The intellectual framework of The Economist, as far as economics is concerned, has been Keynesian for as long as I can remember. (You may be asking yourself how old I am, which is an excellent question.) Be that as it may, the manner in which it discusses critics of the Federal Reserve in an opinion piece in its May 21, 2016 issue, is at best uncharitable, and at worst dishonest. The first paragraph of the piece begins thus:
Perhaps it was inevitable in the aftermath of the worst financial crisis in almost a century, but America is boiling over with schemes to remake the Federal Reserve. Some Republicans want the central bank’s monetary-policy decisions to be “audited” by the Government Accountability Office, an arm of Congress. Others wish to use a formula to put monetary policy on autopilot and to haul the chairman in front of Congress every time the Fed steps in. The most extreme sceptics peddle conspiracy theories about how the Fed “debases” the dollar. They propose abolishing the central bank entirely.
Conspiracy theories??? Well, if that’s the case, there’s no point in dealing with them.
So what’s so conspiratorial, if that’s a word, about the thought the Fed may be debasing the dollar? To answer that question, let us see how The Economist itself discusses how quantitative easing works in a March 2015 blogpost:
To carry out QE central banks create money by buying securities, such as government bonds, from banks, with electronic cash that did not exist before. The new money swells the size of bank reserves in the economy by the quantity of assets purchased—hence “quantitative” easing. Like lowering interest rates, QE is supposed to stimulate the economy by encouraging banks to make more loans. The idea is that banks take the new money and buy assets to replace the ones they have sold to the central bank. That raises stock prices and lowers interest rates, which in turn boosts investment. Today, interest rates on everything from government bonds to mortgages to corporate debt are probably lower than they would have been without QE. If QE convinces markets that the central bank is serious about fighting deflation or high unemployment, then it can also boost economic activity by raising confidence. Several rounds of QE in America have increased the size of the Federal Reserve’s balance sheet—the value of the assets it holds—from less than $1 trillion in 2007 to more than $4 trillion now.
Let me ask a simple question.

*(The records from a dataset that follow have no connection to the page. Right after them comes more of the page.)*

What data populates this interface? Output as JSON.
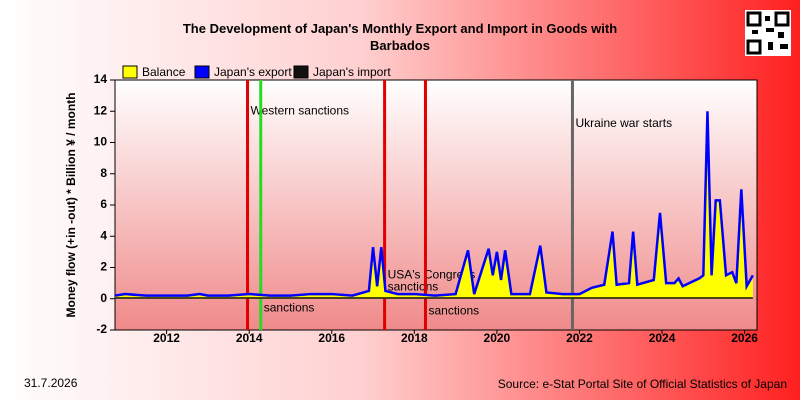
{
  "chart_data": {
    "type": "line",
    "title": "The Development of Japan's Monthly Export and Import in Goods with Barbados",
    "y_label": "Money flow (+in -out) * Billion ¥ / month",
    "date": "31.7.2026",
    "source": "Source: e-Stat Portal Site of Official Statistics of Japan",
    "xlim": [
      2010.75,
      2026.3
    ],
    "xticks": [
      2012,
      2014,
      2016,
      2018,
      2020,
      2022,
      2024,
      2026
    ],
    "ylim": [
      -2,
      14
    ],
    "yticks": [
      -2,
      0,
      2,
      4,
      6,
      8,
      10,
      12,
      14
    ],
    "x": [
      2010.75,
      2011,
      2011.5,
      2012,
      2012.5,
      2012.8,
      2013,
      2013.5,
      2014,
      2014.5,
      2015,
      2015.5,
      2016,
      2016.5,
      2016.9,
      2017.0,
      2017.1,
      2017.2,
      2017.3,
      2017.6,
      2018,
      2018.5,
      2019,
      2019.3,
      2019.45,
      2019.8,
      2019.9,
      2020.0,
      2020.1,
      2020.2,
      2020.35,
      2020.8,
      2021.05,
      2021.2,
      2021.6,
      2022.0,
      2022.3,
      2022.6,
      2022.8,
      2022.9,
      2023.2,
      2023.3,
      2023.4,
      2023.8,
      2023.95,
      2024.1,
      2024.3,
      2024.4,
      2024.5,
      2024.9,
      2025.0,
      2025.1,
      2025.2,
      2025.3,
      2025.4,
      2025.55,
      2025.7,
      2025.8,
      2025.92,
      2026.05,
      2026.2
    ],
    "series": [
      {
        "name": "Balance",
        "color": "#ffff00",
        "values": [
          0.15,
          0.25,
          0.15,
          0.15,
          0.15,
          0.25,
          0.15,
          0.15,
          0.25,
          0.15,
          0.15,
          0.25,
          0.25,
          0.15,
          0.45,
          3.25,
          0.75,
          3.25,
          0.45,
          0.25,
          0.25,
          0.15,
          0.25,
          3.05,
          0.25,
          3.15,
          1.45,
          2.95,
          1.15,
          3.05,
          0.25,
          0.25,
          3.35,
          0.35,
          0.25,
          0.25,
          0.65,
          0.85,
          4.25,
          0.85,
          0.95,
          4.25,
          0.85,
          1.15,
          5.45,
          0.95,
          0.95,
          1.25,
          0.75,
          1.25,
          1.45,
          11.95,
          1.45,
          6.25,
          6.25,
          1.45,
          1.65,
          0.95,
          6.95,
          0.75,
          1.45
        ]
      },
      {
        "name": "Japan's export",
        "color": "#0000ff",
        "values": [
          0.2,
          0.3,
          0.2,
          0.2,
          0.2,
          0.3,
          0.2,
          0.2,
          0.3,
          0.2,
          0.2,
          0.3,
          0.3,
          0.2,
          0.5,
          3.3,
          0.8,
          3.3,
          0.5,
          0.3,
          0.3,
          0.2,
          0.3,
          3.1,
          0.3,
          3.2,
          1.5,
          3.0,
          1.2,
          3.1,
          0.3,
          0.3,
          3.4,
          0.4,
          0.3,
          0.3,
          0.7,
          0.9,
          4.3,
          0.9,
          1.0,
          4.3,
          0.9,
          1.2,
          5.5,
          1.0,
          1.0,
          1.3,
          0.8,
          1.3,
          1.5,
          12.0,
          1.5,
          6.3,
          6.3,
          1.5,
          1.7,
          1.0,
          7.0,
          0.8,
          1.5
        ]
      },
      {
        "name": "Japan's import",
        "color": "#111111",
        "values": [
          0.05,
          0.05,
          0.05,
          0.05,
          0.05,
          0.05,
          0.05,
          0.05,
          0.05,
          0.05,
          0.05,
          0.05,
          0.05,
          0.05,
          0.05,
          0.05,
          0.05,
          0.05,
          0.05,
          0.05,
          0.05,
          0.05,
          0.05,
          0.05,
          0.05,
          0.05,
          0.05,
          0.05,
          0.05,
          0.05,
          0.05,
          0.05,
          0.05,
          0.05,
          0.05,
          0.05,
          0.05,
          0.05,
          0.05,
          0.05,
          0.05,
          0.05,
          0.05,
          0.05,
          0.05,
          0.05,
          0.05,
          0.05,
          0.05,
          0.05,
          0.05,
          0.05,
          0.05,
          0.05,
          0.05,
          0.05,
          0.05,
          0.05,
          0.05,
          0.05,
          0.05
        ]
      }
    ],
    "events": [
      {
        "x": 2013.96,
        "color": "#e00000",
        "label": [
          "Western sanctions"
        ],
        "label_y": 12
      },
      {
        "x": 2014.28,
        "color": "#22dd22",
        "label": [
          "sanctions"
        ],
        "label_y": -0.6
      },
      {
        "x": 2017.28,
        "color": "#e00000",
        "label": [
          "USA's Congress",
          "sanctions"
        ],
        "label_y": 1.5
      },
      {
        "x": 2018.27,
        "color": "#e00000",
        "label": [
          "sanctions"
        ],
        "label_y": -0.8
      },
      {
        "x": 2021.83,
        "color": "#666666",
        "label": [
          "Ukraine war starts"
        ],
        "label_y": 11.2
      }
    ]
  }
}
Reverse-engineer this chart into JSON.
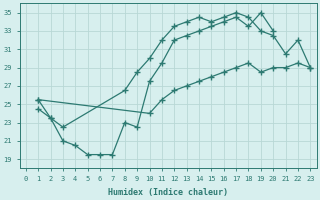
{
  "xlabel": "Humidex (Indice chaleur)",
  "bg_color": "#d7efee",
  "grid_color": "#b8d8d6",
  "line_color": "#2d7a72",
  "xlim": [
    -0.5,
    23.5
  ],
  "ylim": [
    18,
    36
  ],
  "yticks": [
    19,
    21,
    23,
    25,
    27,
    29,
    31,
    33,
    35
  ],
  "xticks": [
    0,
    1,
    2,
    3,
    4,
    5,
    6,
    7,
    8,
    9,
    10,
    11,
    12,
    13,
    14,
    15,
    16,
    17,
    18,
    19,
    20,
    21,
    22,
    23
  ],
  "line1_x": [
    1,
    2,
    3,
    4,
    5,
    6,
    7,
    8,
    9,
    10,
    11,
    12,
    13,
    14,
    15,
    16,
    17,
    18,
    19,
    20
  ],
  "line1_y": [
    24.5,
    23.5,
    21.0,
    20.5,
    19.5,
    19.5,
    19.5,
    23.0,
    22.5,
    27.5,
    29.5,
    32.0,
    32.5,
    33.0,
    33.5,
    34.0,
    34.5,
    33.5,
    35.0,
    33.0
  ],
  "line2_x": [
    1,
    2,
    3,
    8,
    9,
    10,
    11,
    12,
    13,
    14,
    15,
    16,
    17,
    18,
    19,
    20,
    21,
    22,
    23
  ],
  "line2_y": [
    25.5,
    23.5,
    22.5,
    26.5,
    28.5,
    30.0,
    32.0,
    33.5,
    34.0,
    34.5,
    34.0,
    34.5,
    35.0,
    34.5,
    33.0,
    32.5,
    30.5,
    32.0,
    29.0
  ],
  "line3_x": [
    1,
    10,
    11,
    12,
    13,
    14,
    15,
    16,
    17,
    18,
    19,
    20,
    21,
    22,
    23
  ],
  "line3_y": [
    25.5,
    24.0,
    25.5,
    26.5,
    27.0,
    27.5,
    28.0,
    28.5,
    29.0,
    29.5,
    28.5,
    29.0,
    29.0,
    29.5,
    29.0
  ]
}
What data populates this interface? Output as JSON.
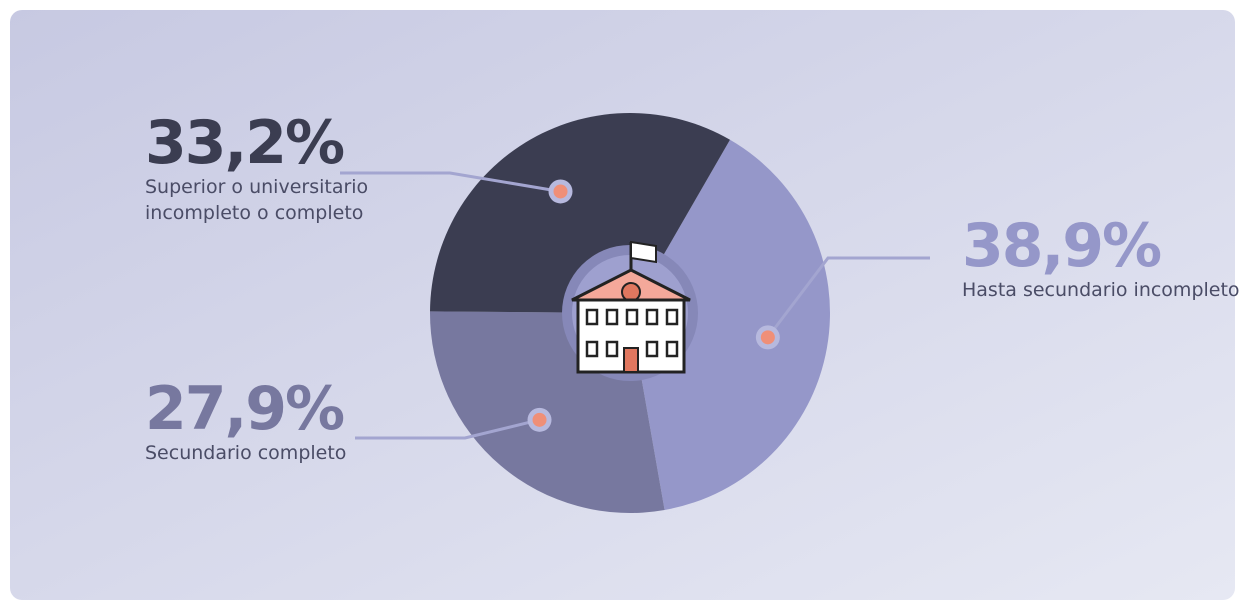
{
  "chart_data": {
    "type": "pie",
    "categories": [
      "Hasta secundario incompleto",
      "Secundario completo",
      "Superior o universitario incompleto o completo"
    ],
    "values": [
      38.9,
      27.9,
      33.2
    ],
    "value_labels": [
      "38,9%",
      "27,9%",
      "33,2%"
    ],
    "colors": [
      "#9597c9",
      "#77789f",
      "#3b3d51"
    ]
  }
}
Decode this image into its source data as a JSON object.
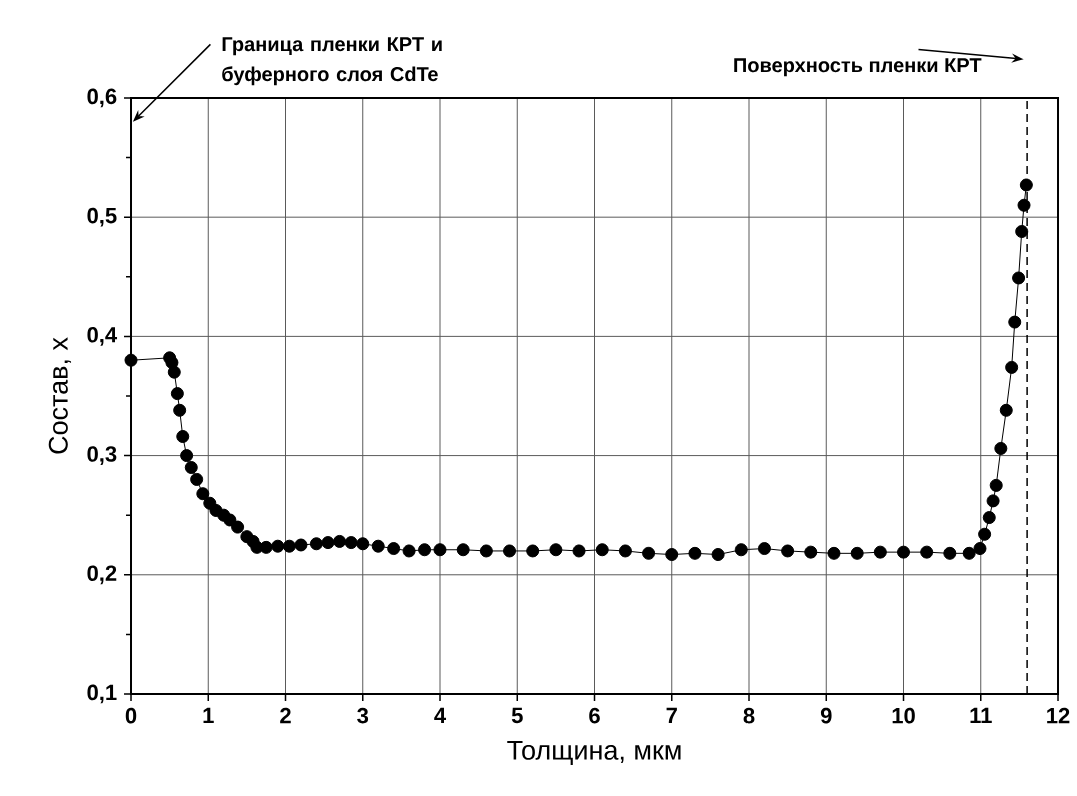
{
  "chart_data": {
    "type": "line",
    "xlabel": "Толщина, мкм",
    "ylabel": "Состав, x",
    "x": [
      0,
      0.5,
      0.53,
      0.56,
      0.6,
      0.63,
      0.67,
      0.72,
      0.78,
      0.85,
      0.93,
      1.02,
      1.1,
      1.2,
      1.28,
      1.38,
      1.5,
      1.58,
      1.63,
      1.75,
      1.9,
      2.05,
      2.2,
      2.4,
      2.55,
      2.7,
      2.85,
      3.0,
      3.2,
      3.4,
      3.6,
      3.8,
      4.0,
      4.3,
      4.6,
      4.9,
      5.2,
      5.5,
      5.8,
      6.1,
      6.4,
      6.7,
      7.0,
      7.3,
      7.6,
      7.9,
      8.2,
      8.5,
      8.8,
      9.1,
      9.4,
      9.7,
      10.0,
      10.3,
      10.6,
      10.85,
      10.99,
      11.05,
      11.11,
      11.16,
      11.2,
      11.26,
      11.33,
      11.4,
      11.44,
      11.49,
      11.53,
      11.56,
      11.59
    ],
    "values": [
      0.38,
      0.382,
      0.378,
      0.37,
      0.352,
      0.338,
      0.316,
      0.3,
      0.29,
      0.28,
      0.268,
      0.26,
      0.254,
      0.25,
      0.246,
      0.24,
      0.232,
      0.228,
      0.223,
      0.223,
      0.224,
      0.224,
      0.225,
      0.226,
      0.227,
      0.228,
      0.227,
      0.226,
      0.224,
      0.222,
      0.22,
      0.221,
      0.221,
      0.221,
      0.22,
      0.22,
      0.22,
      0.221,
      0.22,
      0.221,
      0.22,
      0.218,
      0.217,
      0.218,
      0.217,
      0.221,
      0.222,
      0.22,
      0.219,
      0.218,
      0.218,
      0.219,
      0.219,
      0.219,
      0.218,
      0.218,
      0.222,
      0.234,
      0.248,
      0.262,
      0.275,
      0.306,
      0.338,
      0.374,
      0.412,
      0.449,
      0.488,
      0.51,
      0.527
    ],
    "color": "#000000",
    "marker": "circle",
    "line_style": "solid",
    "xlim": [
      0,
      12
    ],
    "xticks": [
      0,
      1,
      2,
      3,
      4,
      5,
      6,
      7,
      8,
      9,
      10,
      11,
      12
    ],
    "ylim": [
      0.1,
      0.6
    ],
    "yticks": [
      {
        "value": 0.1,
        "label": "0,1"
      },
      {
        "value": 0.15,
        "label": null
      },
      {
        "value": 0.2,
        "label": "0,2"
      },
      {
        "value": 0.25,
        "label": null
      },
      {
        "value": 0.3,
        "label": "0,3"
      },
      {
        "value": 0.35,
        "label": null
      },
      {
        "value": 0.4,
        "label": "0,4"
      },
      {
        "value": 0.45,
        "label": null
      },
      {
        "value": 0.5,
        "label": "0,5"
      },
      {
        "value": 0.55,
        "label": null
      },
      {
        "value": 0.6,
        "label": "0,6"
      }
    ],
    "grid": true,
    "ref_lines": [
      {
        "axis": "x",
        "value": 11.6,
        "line_style": "dashed",
        "color": "#000000"
      }
    ],
    "annotations": [
      "Граница пленки КРТ и буферного слоя CdTe",
      "Поверхность пленки КРТ"
    ]
  }
}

If a central bank seeks to expand its currency’s money supply by expanding the monetary base and bank credit, wouldn’t it be reasonable to assume that that currency will be weaker compared to other currencies? So how on earth is acknowledging this simple implication a conspiracy theory?
It’s bad enough to deal with horrible thinking when looking at Facebook memes. Part of me is willing to accept the possibility that the creator of a bad meme may not know any better.
That is not the case with The Economist. It’s called The Economist for crying out loud! If anyone ought to know how supply and demand curves work, it’s them. However, to see them equate straightforward economic analysis with conspiracy theories, especially on such an important subject as monetary policy, is shocking.